Vinay Bhardwaj

Vinay Bhardwaj

Florida International University, USA

Title: SERS over ELISA for rapid and label-free detection of the response of stress markers to environmental toxins


Vinay Bhardwaj completed his bachelors (honors) in Animal Sciences and masters in Biotechnology from India. He was a lecturer in Department of Biotechnology and Bioinformatics in Geeta Vidya Mandir Girls College (Haryana, India) for almost one year before he was invited to join Dr. Anthony McGorons BIGT lab in FIU as a visiting research scholar (link below). Presently, he is doing his Ph.D. in area of biosensor working on a USDOD sponsored project on developing a whole-cell portable-biosensor chip for US military. He is expecting to graduate in another one year. He presented his work in various reputed conferences including IEEE, BMES etc.

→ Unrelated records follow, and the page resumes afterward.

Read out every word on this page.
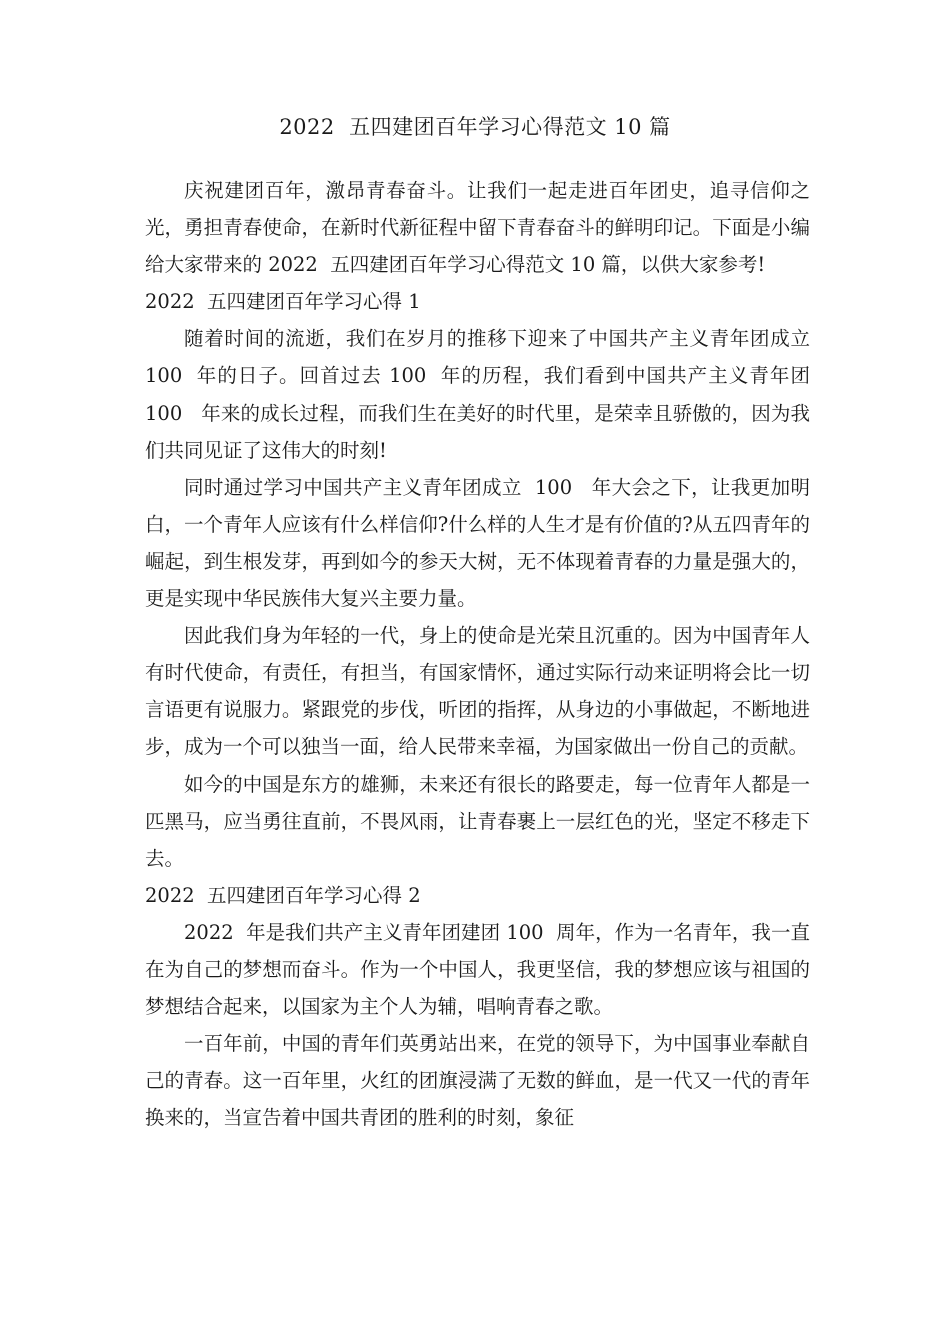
2022  五四建团百年学习心得范文 10 篇

庆祝建团百年，激昂青春奋斗。让我们一起走进百年团史，追寻信仰之光，勇担青春使命，在新时代新征程中留下青春奋斗的鲜明印记。下面是小编给大家带来的 2022  五四建团百年学习心得范文 10 篇，以供大家参考!

2022  五四建团百年学习心得 1

随着时间的流逝，我们在岁月的推移下迎来了中国共产主义青年团成立 100  年的日子。回首过去 100  年的历程，我们看到中国共产主义青年团  100   年来的成长过程，而我们生在美好的时代里，是荣幸且骄傲的，因为我们共同见证了这伟大的时刻!

同时通过学习中国共产主义青年团成立  100   年大会之下，让我更加明白，一个青年人应该有什么样信仰?什么样的人生才是有价值的?从五四青年的崛起，到生根发芽，再到如今的参天大树，无不体现着青春的力量是强大的，更是实现中华民族伟大复兴主要力量。

因此我们身为年轻的一代，身上的使命是光荣且沉重的。因为中国青年人有时代使命，有责任，有担当，有国家情怀，通过实际行动来证明将会比一切言语更有说服力。紧跟党的步伐，听团的指挥，从身边的小事做起，不断地进步，成为一个可以独当一面，给人民带来幸福，为国家做出一份自己的贡献。

如今的中国是东方的雄狮，未来还有很长的路要走，每一位青年人都是一匹黑马，应当勇往直前，不畏风雨，让青春裹上一层红色的光，坚定不移走下去。

2022  五四建团百年学习心得 2

2022  年是我们共产主义青年团建团 100  周年，作为一名青年，我一直在为自己的梦想而奋斗。作为一个中国人，我更坚信，我的梦想应该与祖国的梦想结合起来，以国家为主个人为辅，唱响青春之歌。

一百年前，中国的青年们英勇站出来，在党的领导下，为中国事业奉献自己的青春。这一百年里，火红的团旗浸满了无数的鲜血，是一代又一代的青年换来的，当宣告着中国共青团的胜利的时刻，象征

Monitoring environmental toxicant contamination demands portable environmental sensor technology (PEST) comparable or better than the gold-standard enzyme-linked immuno sorbent assay (ELISA). We have developed a label-free surface enhanced Raman scattering (SERS) sensor to detect the dose dependent response of stress protein markers (HSP70 and RAD54) to environmental toxins, U.V. and hydrogen peroxide with fewer intervening washing and binding steps compared to ELISA. The SERS sensor was fabricated by conjugating glycosylated monoclonal antibodies to silver nanoparticles (AgNPs) of roughly 50-nanometer size (SERS substrate) for selective detection of stress markers. The extracellular detection of markers in cell extract from yeast exposed to toxins, using the SERS showed good correlation with commercial ELISA. Both sensors had comparable sensitivity and accuracy in end-point detection of the markers. The successful extracellular detection using SERS and its good correlation with ELISA encouraged our attempt to detect the markers intracellular. In effort towards intracellular detection, we examined three possible techniques to efficiently deliver the SERS sensor to yeast. Active delivery using low voltage electroporation caused physical damage to the cells as evident by SEM. Passive diffusion of the sensor on the basis of their inherent physico-chemical properties resulted in very slow and low uptake compared to facilitated delivery using the cell permeability fusogenic peptide TATHA2 as measured by inductively coupled plasmamass spectrometry, confocal and in situ TEM images of the AgNPs in ultra-thin yeast sections. The long-term goal of our group is to develop a novel portable environmental whole-cell biosensor chip based on label-free SERS detection.